Stop what you are doing and read this book.
Sons of Darkness is breathtaking in its scope - the worldbuilding is incredible, the prose top-notch, the plot complex, and the characters engaging. Based off the Indian epic Mahabharata (some 1.8 million word poem written in ancient Sanskrit), Sons of Darkness is hailed as the first Indian grimdark fantasy series. If you're looking for something original, immersive, and compelling, look no further.

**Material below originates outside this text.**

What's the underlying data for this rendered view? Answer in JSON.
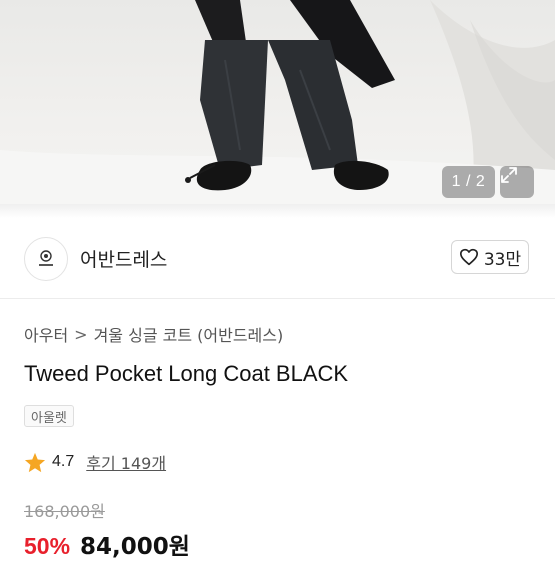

I will try to be succinct without giving away spoilers. At its essence, this story follows the interweaving plots of several characters. Krishna and his third wife Satyabhama (who is one bad-ass character, let me TELL you) are leading the Mathuran Republic in a war against the Magadhan Empire. Krishna is, by all accounts, a brilliant strategist who clawed his way to the top of the Republic and is behind the walls of an impenetrable city, which is under a years-long siege. Then there is Karna, a Resht (the lowest caste in this society) who has proven himself as a mighty warrior, and became friends with a Prince who raises him in status. He has a young nephew, and their relationship is endearing. There is Mati - a pirate princess with ulterior motives and a conniving mind, and Nala, a girl with vengeance on her heart and blood as firm as steel. These are just a few of the characters who make up this sweeping tale.

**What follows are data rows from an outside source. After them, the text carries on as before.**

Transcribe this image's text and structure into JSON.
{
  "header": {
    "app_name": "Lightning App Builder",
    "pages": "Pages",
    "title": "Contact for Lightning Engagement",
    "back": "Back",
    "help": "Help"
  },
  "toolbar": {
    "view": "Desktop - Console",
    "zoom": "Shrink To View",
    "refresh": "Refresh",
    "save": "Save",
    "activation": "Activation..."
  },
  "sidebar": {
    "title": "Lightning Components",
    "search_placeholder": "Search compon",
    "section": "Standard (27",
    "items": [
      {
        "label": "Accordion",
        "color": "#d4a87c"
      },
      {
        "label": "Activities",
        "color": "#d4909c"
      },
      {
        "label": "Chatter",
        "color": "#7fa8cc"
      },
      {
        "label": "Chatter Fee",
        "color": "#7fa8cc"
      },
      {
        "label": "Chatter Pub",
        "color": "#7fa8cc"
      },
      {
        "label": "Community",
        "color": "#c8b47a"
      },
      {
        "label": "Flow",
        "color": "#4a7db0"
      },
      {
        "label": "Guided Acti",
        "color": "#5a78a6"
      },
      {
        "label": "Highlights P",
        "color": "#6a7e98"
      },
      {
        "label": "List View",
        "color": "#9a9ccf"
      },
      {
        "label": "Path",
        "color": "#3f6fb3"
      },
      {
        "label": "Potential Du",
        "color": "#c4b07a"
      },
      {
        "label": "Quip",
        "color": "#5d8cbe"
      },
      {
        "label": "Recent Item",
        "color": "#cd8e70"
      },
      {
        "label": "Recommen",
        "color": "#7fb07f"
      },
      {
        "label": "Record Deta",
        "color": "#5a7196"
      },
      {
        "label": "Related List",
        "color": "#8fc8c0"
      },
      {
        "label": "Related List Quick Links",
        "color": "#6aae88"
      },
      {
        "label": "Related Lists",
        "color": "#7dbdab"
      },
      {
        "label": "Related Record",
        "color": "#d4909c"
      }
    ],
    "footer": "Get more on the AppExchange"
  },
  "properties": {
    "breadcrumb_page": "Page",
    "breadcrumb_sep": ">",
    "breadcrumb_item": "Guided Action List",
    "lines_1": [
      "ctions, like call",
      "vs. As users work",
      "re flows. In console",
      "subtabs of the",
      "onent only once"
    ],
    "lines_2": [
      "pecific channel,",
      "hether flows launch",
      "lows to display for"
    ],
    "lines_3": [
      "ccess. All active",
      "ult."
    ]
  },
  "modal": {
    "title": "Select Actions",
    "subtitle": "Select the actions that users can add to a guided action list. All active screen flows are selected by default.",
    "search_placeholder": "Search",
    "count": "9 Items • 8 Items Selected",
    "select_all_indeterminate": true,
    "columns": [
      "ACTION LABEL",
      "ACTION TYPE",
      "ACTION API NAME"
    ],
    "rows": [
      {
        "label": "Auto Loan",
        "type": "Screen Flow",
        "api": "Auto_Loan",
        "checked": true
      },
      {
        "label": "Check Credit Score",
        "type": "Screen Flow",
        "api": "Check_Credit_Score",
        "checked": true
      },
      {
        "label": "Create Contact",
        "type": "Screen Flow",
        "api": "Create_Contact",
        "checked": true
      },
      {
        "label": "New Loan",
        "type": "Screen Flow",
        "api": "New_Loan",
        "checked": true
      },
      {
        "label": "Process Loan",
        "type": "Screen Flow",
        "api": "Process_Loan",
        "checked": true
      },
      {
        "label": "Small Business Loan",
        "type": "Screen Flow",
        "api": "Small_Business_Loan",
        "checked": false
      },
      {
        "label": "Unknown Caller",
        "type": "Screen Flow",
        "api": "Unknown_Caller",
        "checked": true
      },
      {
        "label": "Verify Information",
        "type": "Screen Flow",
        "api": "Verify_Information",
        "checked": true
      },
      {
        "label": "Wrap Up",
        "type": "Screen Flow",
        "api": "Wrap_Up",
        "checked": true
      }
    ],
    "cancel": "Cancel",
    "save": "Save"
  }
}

It all converges together about halfway through the book at a competition to see who will win the hand of a princess. But there is treachery afoot - one thing after another builds on top of each other until, with a broad stroke of genius, Mohanty unveils a story so engaging you can't put it down. Make no mistake - this is certainly a dark book (TW - rape scenes). But as the characters struggle against the various blocks keeping them from their goal - ranging from racism, to sexism, to traitors, and more - you see the inherent dignity in humanities fight against the darkness both within and without - inner demons and actual demons, gods and enemies.
The magic system is complex - there are Elementals who supposedly don't exist anymore. There are shraps, which are a type of curse but will drain the one doing the cursing until they die. There is a long-dead society of gods who mated with humans to create half-gods. There is an ancient order that seems to have a hand in how the world operates, seemingly having magic themselves. It takes some getting used to, but once you get a grasp on it, the world opens up from just being threads in a story to a whole tapestry of color and texture.
As a whole, Sons of Darkness is a wild ride. It takes its time and doesn't rush through, leaving the reader times to chew on things slowly and savor them before being hit with action and battles and blood.
5/5 stars. No doubt, Mohanty will be listed among the greats of this genre of fantasy. This could possibly be my favorite book of the year so far. I eagerly look forward to the rest of the series.